Hollywood's Cheap B*tch: "The Last of Us" Proves Canada Has Zero Cultural Confidence

Every time a new season of a blockbuster show like HBO's "The Last of Us" drops, a pathetic national pastime begins in Canada: a desperate game of "spot the landmark." "Oh look, that collapsed overpass is the Gardiner Expressway!" "That abandoned town is clearly Canmore!" This pathetic excitement, this thrill at seeing our own country disguised as post-apocalyptic America, is a symptom of a deep-seated cultural disease. It's the "cultural cringe" of a nation with so little confidence in its own stories that its greatest artistic achievement is being a cheap, versatile, and disposable backlot for Hollywood.

For decades, federal and provincial governments have thrown billions of taxpayer dollars at American mega-productions in the form of tax credits. We pay them to come here, use our scenery, employ our crews (at a discount), and then pretend we're somewhere else. We celebrate our ability to look like Montana, or New York, or a zombie-infested Boston. We have subsidized our own erasure.

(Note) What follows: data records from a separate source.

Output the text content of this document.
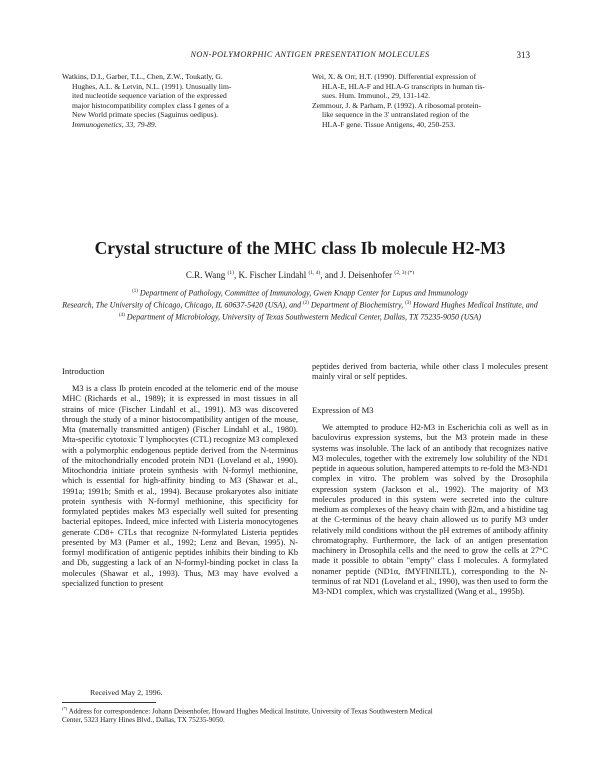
NON-POLYMORPHIC ANTIGEN PRESENTATION MOLECULES	313

Watkins, D.I., Garber, T.L., Chen, Z.W., Toukatly, G.

Hughes, A.L. & Letvin, N.L. (1991). Unusually lim-

ited nucleotide sequence variation of the expressed

major histocompatibility complex class I genes of a

New World primate species (Saguinus oedipus).

Immunogenetics, 33, 79-89.

Wei, X. & Orr, H.T. (1990). Differential expression of

HLA-E, HLA-F and HLA-G transcripts in human tis-

sues. Hum. Immunol., 29, 131-142.

Zemmour, J. & Parham, P. (1992). A ribosomal protein-

like sequence in the 3' untranslated region of the

HLA-F gene. Tissue Antigens, 40, 250-253.

Crystal structure of the MHC class Ib molecule H2-M3
C.R. Wang $^{(1)}$, K. Fischer Lindahl $^{(1, 4)}$, and J. Deisenhofer $^{(2, 3) (*)}$
$^{(1)}$ Department of Pathology, Committee of Immunology, Gwen Knapp Center for Lupus and Immunology
Research, The University of Chicago, Chicago, IL 60637-5420 (USA), and $^{(2)}$ Department of Biochemistry, $^{(3)}$ Howard Hughes Medical Institute, and
$^{(4)}$ Department of Microbiology, University of Texas Southwestern Medical Center, Dallas, TX 75235-9050 (USA)
Introduction

M3 is a class Ib protein encoded at the telomeric end of the mouse MHC (Richards et al., 1989); it is expressed in most tissues in all strains of mice (Fischer Lindahl et al., 1991). M3 was discovered through the study of a minor histocompatibility antigen of the mouse, Mta (maternally transmitted antigen) (Fischer Lindahl et al., 1980). Mta-specific cytotoxic T lymphocytes (CTL) recognize M3 complexed with a polymorphic endogenous peptide derived from the N-terminus of the mitochondrially encoded protein ND1 (Loveland et al., 1990). Mitochondria initiate protein synthesis with N-formyl methionine, which is essential for high-affinity binding to M3 (Shawar et al., 1991a; 1991b; Smith et al., 1994). Because prokaryotes also initiate protein synthesis with N-formyl methionine, this specificity for formylated peptides makes M3 especially well suited for presenting bacterial epitopes. Indeed, mice infected with Listeria monocytogenes generate CD8+ CTLs that recognize N-formylated Listeria peptides presented by M3 (Pamer et al., 1992; Lenz and Bevan, 1995). N-formyl modification of antigenic peptides inhibits their binding to Kb and Db, suggesting a lack of an N-formyl-binding pocket in class Ia molecules (Shawar et al., 1993). Thus, M3 may have evolved a specialized function to present

peptides derived from bacteria, while other class I molecules present mainly viral or self peptides.

Expression of M3

We attempted to produce H2-M3 in Escherichia coli as well as in baculovirus expression systems, but the M3 protein made in these systems was insoluble. The lack of an antibody that recognizes native M3 molecules, together with the extremely low solubility of the ND1 peptide in aqueous solution, hampered attempts to re-fold the M3-ND1 complex in vitro. The problem was solved by the Drosophila expression system (Jackson et al., 1992). The majority of M3 molecules produced in this system were secreted into the culture medium as complexes of the heavy chain with β2m, and a histidine tag at the C-terminus of the heavy chain allowed us to purify M3 under relatively mild conditions without the pH extremes of antibody affinity chromatography. Furthermore, the lack of an antigen presentation machinery in Drosophila cells and the need to grow the cells at 27°C made it possible to obtain "empty" class I molecules. A formylated nonamer peptide (ND1α, fMYFINILTL), corresponding to the N-terminus of rat ND1 (Loveland et al., 1990), was then used to form the M3-ND1 complex, which was crystallized (Wang et al., 1995b).

Received May 2, 1996.

(*) Address for correspondence: Johann Deisenhofer, Howard Hughes Medical Institute, University of Texas Southwestern Medical

Center, 5323 Harry Hines Blvd., Dallas, TX 75235-9050.
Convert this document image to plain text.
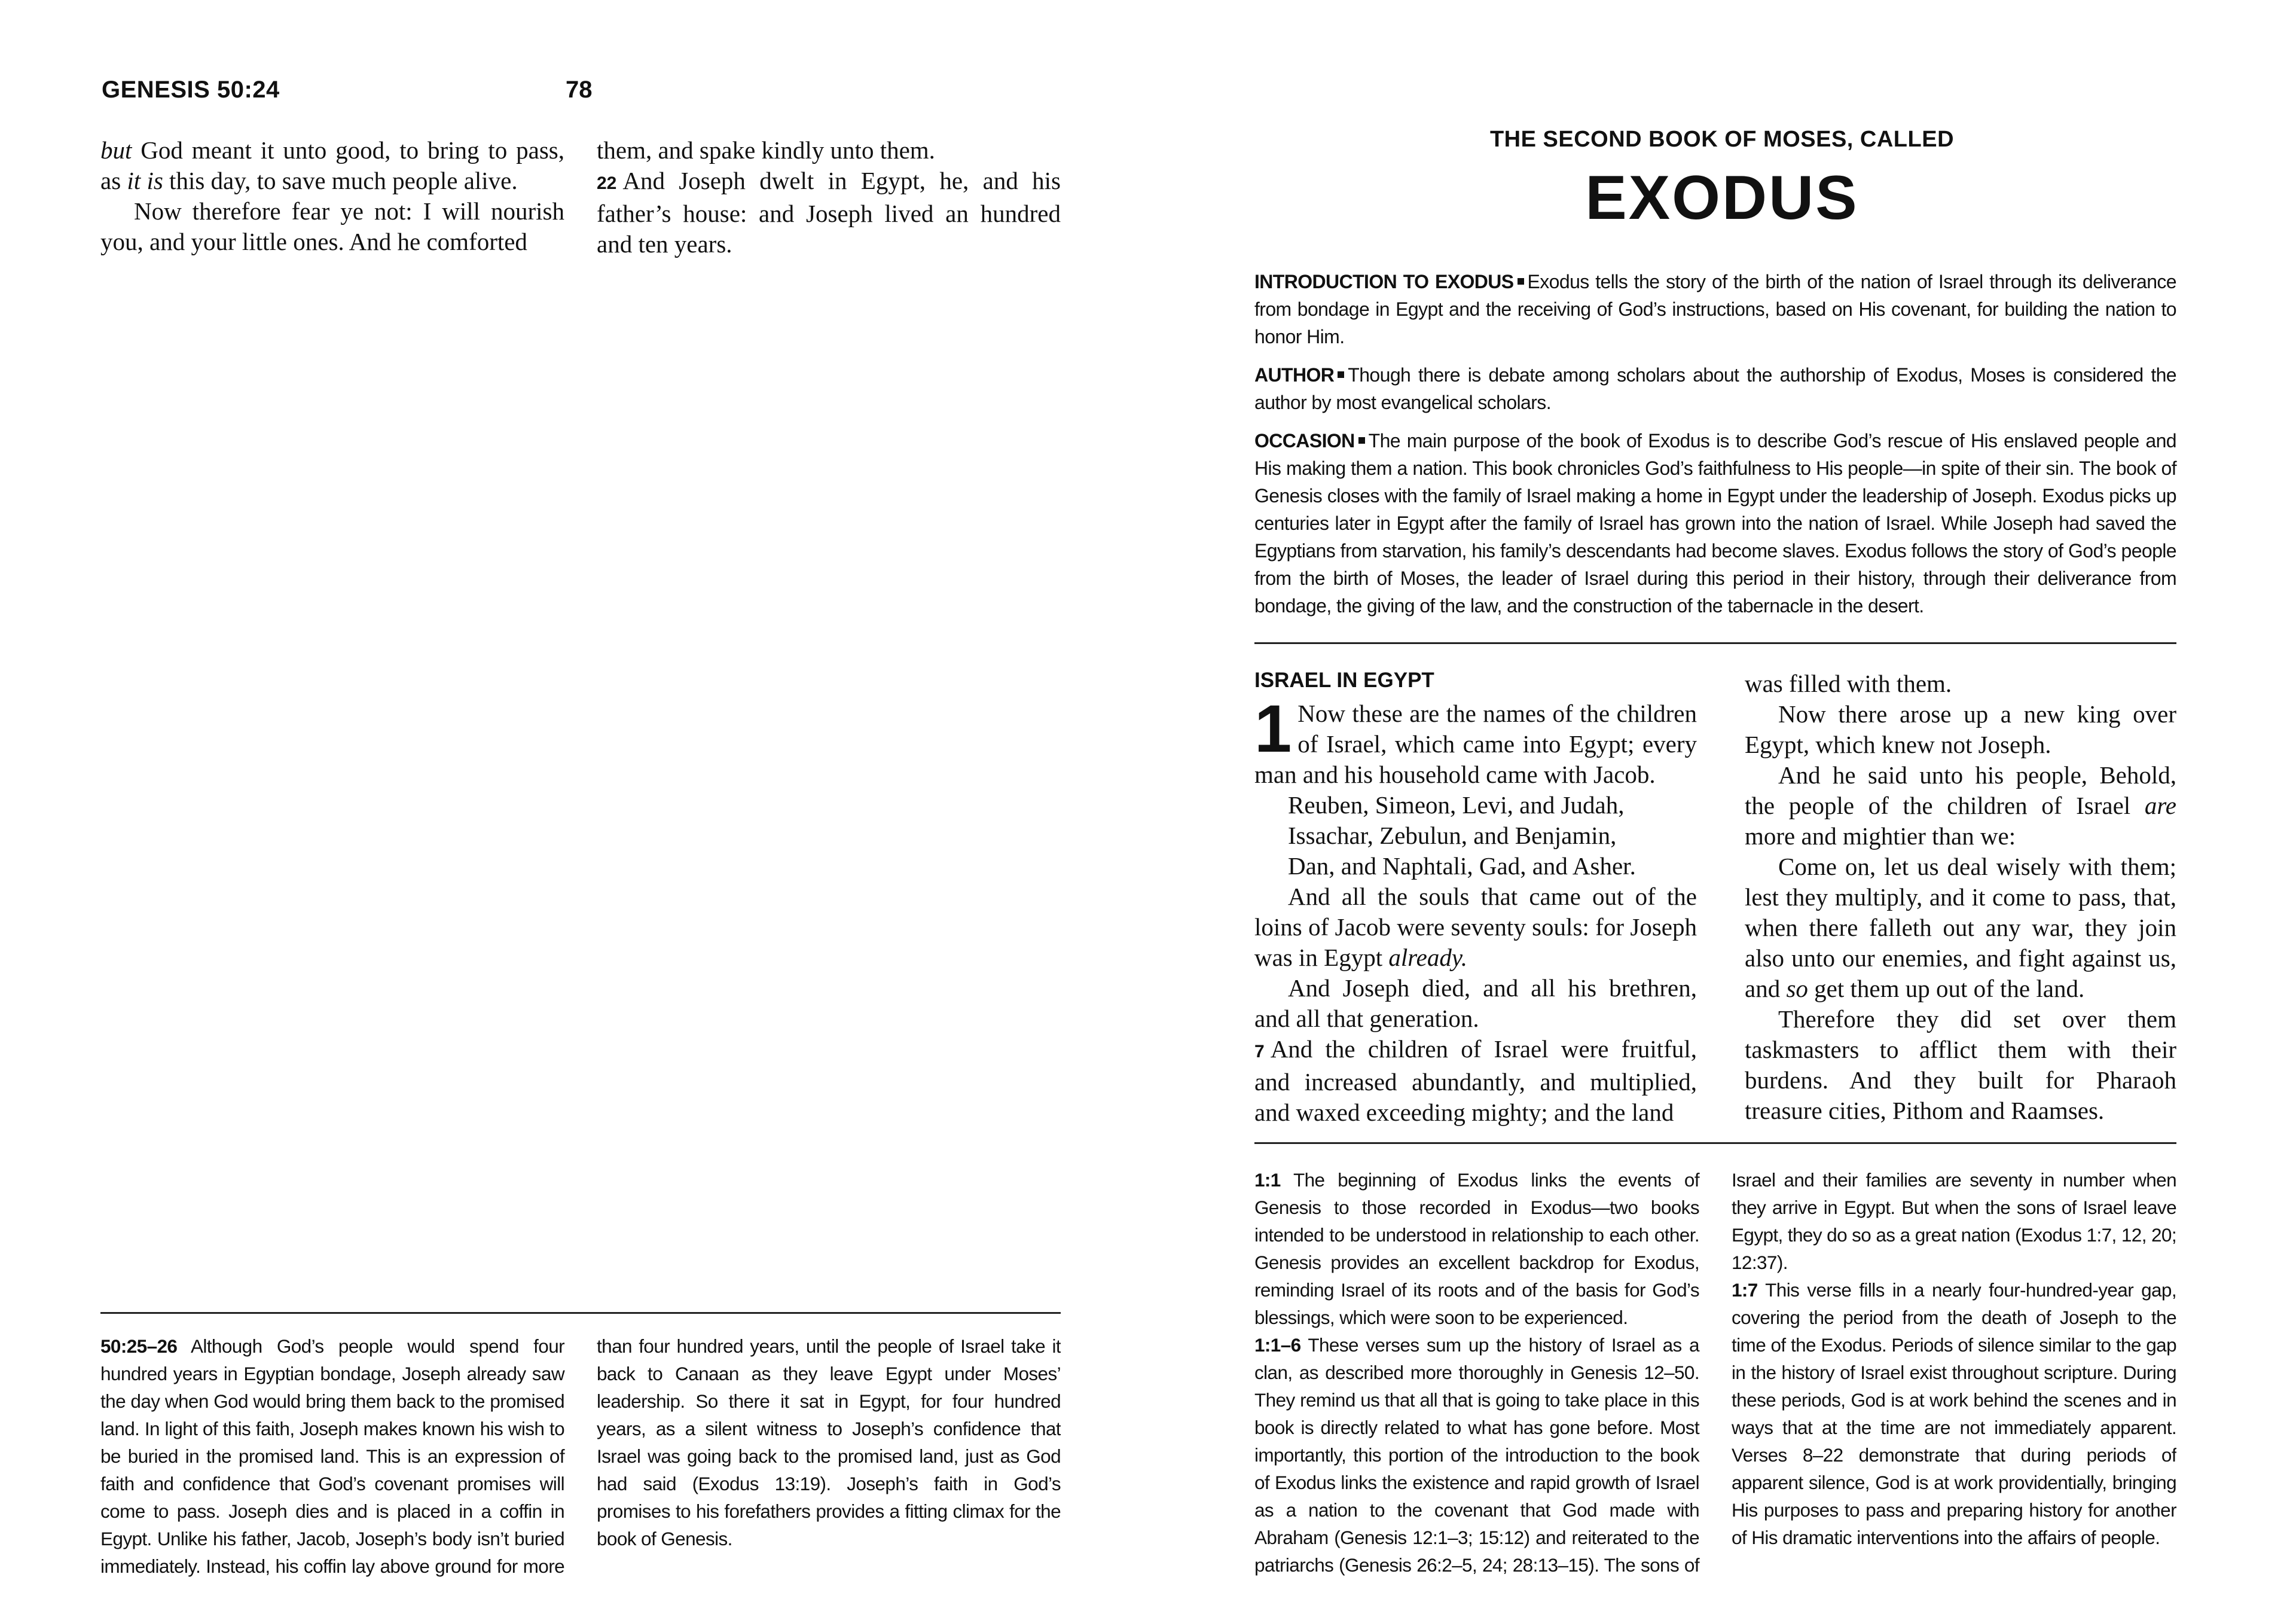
GENESIS 50:24	78

but God meant it unto good, to bring to pass, as it is this day, to save much people alive.

Now therefore fear ye not: I will nourish you, and your little ones. And he comforted

them, and spake kindly unto them.

22 And Joseph dwelt in Egypt, he, and his father’s house: and Joseph lived an hundred and ten years.

50:25–26 Although God’s people would spend four hundred years in Egyptian bondage, Joseph already saw the day when God would bring them back to the promised land. In light of this faith, Joseph makes known his wish to be buried in the promised land. This is an expression of faith and confidence that God’s covenant promises will come to pass. Joseph dies and is placed in a coffin in Egypt. Unlike his father, Jacob, Joseph’s body isn’t buried immediately. Instead, his coffin lay above ground for more than four hundred years, until the people of Israel take it back to Canaan as they leave Egypt under Moses’ leadership. So there it sat in Egypt, for four hundred years, as a silent witness to Joseph’s confidence that Israel was going back to the promised land, just as God had said (Exodus 13:19). Joseph’s faith in God’s promises to his forefathers provides a fitting climax for the book of Genesis.

THE SECOND BOOK OF MOSES, CALLED
EXODUS
INTRODUCTION TO EXODUS Exodus tells the story of the birth of the nation of Israel through its deliverance from bondage in Egypt and the receiving of God’s instructions, based on His covenant, for building the nation to honor Him.
AUTHOR Though there is debate among scholars about the authorship of Exodus, Moses is considered the author by most evangelical scholars.
OCCASION The main purpose of the book of Exodus is to describe God’s rescue of His enslaved people and His making them a nation. This book chronicles God’s faithfulness to His people—in spite of their sin. The book of Genesis closes with the family of Israel making a home in Egypt under the leadership of Joseph. Exodus picks up centuries later in Egypt after the family of Israel has grown into the nation of Israel. While Joseph had saved the Egyptians from starvation, his family’s descendants had become slaves. Exodus follows the story of God’s people from the birth of Moses, the leader of Israel during this period in their history, through their deliverance from bondage, the giving of the law, and the construction of the tabernacle in the desert.
ISRAEL IN EGYPT

1 Now these are the names of the children of Israel, which came into Egypt; every man and his household came with Jacob.

Reuben, Simeon, Levi, and Judah,

Issachar, Zebulun, and Benjamin,

Dan, and Naphtali, Gad, and Asher.

And all the souls that came out of the loins of Jacob were seventy souls: for Joseph was in Egypt already.

And Joseph died, and all his brethren, and all that generation.

7 And the children of Israel were fruitful, and increased abundantly, and multiplied, and waxed exceeding mighty; and the land

was filled with them.

Now there arose up a new king over Egypt, which knew not Joseph.

And he said unto his people, Behold, the people of the children of Israel are more and mightier than we:

Come on, let us deal wisely with them; lest they multiply, and it come to pass, that, when there falleth out any war, they join also unto our enemies, and fight against us, and so get them up out of the land.

Therefore they did set over them taskmasters to afflict them with their burdens. And they built for Pharaoh treasure cities, Pithom and Raamses.

1:1 The beginning of Exodus links the events of Genesis to those recorded in Exodus—two books intended to be understood in relationship to each other. Genesis provides an excellent backdrop for Exodus, reminding Israel of its roots and of the basis for God’s blessings, which were soon to be experienced.

1:1–6 These verses sum up the history of Israel as a clan, as described more thoroughly in Genesis 12–50. They remind us that all that is going to take place in this book is directly related to what has gone before. Most importantly, this portion of the introduction to the book of Exodus links the existence and rapid growth of Israel as a nation to the covenant that God made with Abraham (Genesis 12:1–3; 15:12) and reiterated to the patriarchs (Genesis 26:2–5, 24; 28:13–15). The sons of Israel and their families are seventy in number when they arrive in Egypt. But when the sons of Israel leave Egypt, they do so as a great nation (Exodus 1:7, 12, 20; 12:37).

1:7 This verse fills in a nearly four-hundred-year gap, covering the period from the death of Joseph to the time of the Exodus. Periods of silence similar to the gap in the history of Israel exist throughout scripture. During these periods, God is at work behind the scenes and in ways that at the time are not immediately apparent. Verses 8–22 demonstrate that during periods of apparent silence, God is at work providentially, bringing His purposes to pass and preparing history for another of His dramatic interventions into the affairs of people.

Where are the Canadian epic stories? Where is the investment in productions that tell the world who we are? Instead of building a robust, confident national cinema, we’ve chosen to be the world's most accommodating stand-in. We have a film industry that is technically proficient but culturally neutered, a servant to a foreign cultural empire. So by all means, enjoy spotting the Canadian locations in the next big American show. Just know that every time you do, you're cheering for a nation that has sold its artistic soul for a supporting role in someone else's story.